The opposition to the women’s march shows that there are problems in Pakistan of toxic masculinity, internalised misogyny, and male anxiety that are arising out of this change in public debate.
Despite the many shortcomings of public debate on sexual harassment and feminism and this mixed response to the #MeToo movement, it’s clear it has opened space for some positive discussion.
This flows to both men and women.

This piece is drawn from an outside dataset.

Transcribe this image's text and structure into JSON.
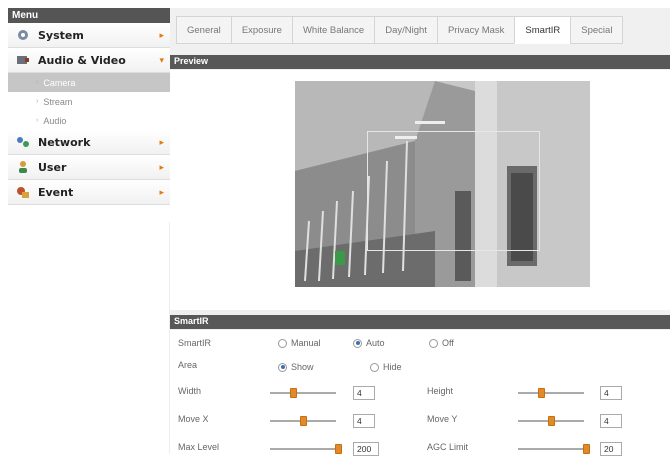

For instance, #MeToo has opened the door to publicly acknowledging the issue of male rape in Pakistan, a taboo despite the alarming rate of crimes against young boys across the country.
Despite that positive change, double standards remain in Pakistan’s response to the #MeToo movement, and women continue to be judged harshly while in similar cases men are not even reprimanded, along with being subject to bitter public debate about their rights.
Technological change has provided space, at least for the urban middle class, for the people of Pakistan to use social media to have their voices heard, and #MeToo is an example of this.
However, that change is a double-edged sword and has already resulted in the unending trolling and harassment of women, demonstrated by the Women’s March and recent cases of revenge pornography.
#MeToo has opened a space for a frank discussion on taboo topics and had a positive impact, but it has also caused pushback. There is a risk it may even exacerbate existing patriarchal problems by fuelling a negative and toxic national discussion about feminism.
It is too soon to know for sure the true impact of #MeToo on Pakistan, but one thing is certain: social activism on the Internet is poised to have a major impact on the future of women in the country.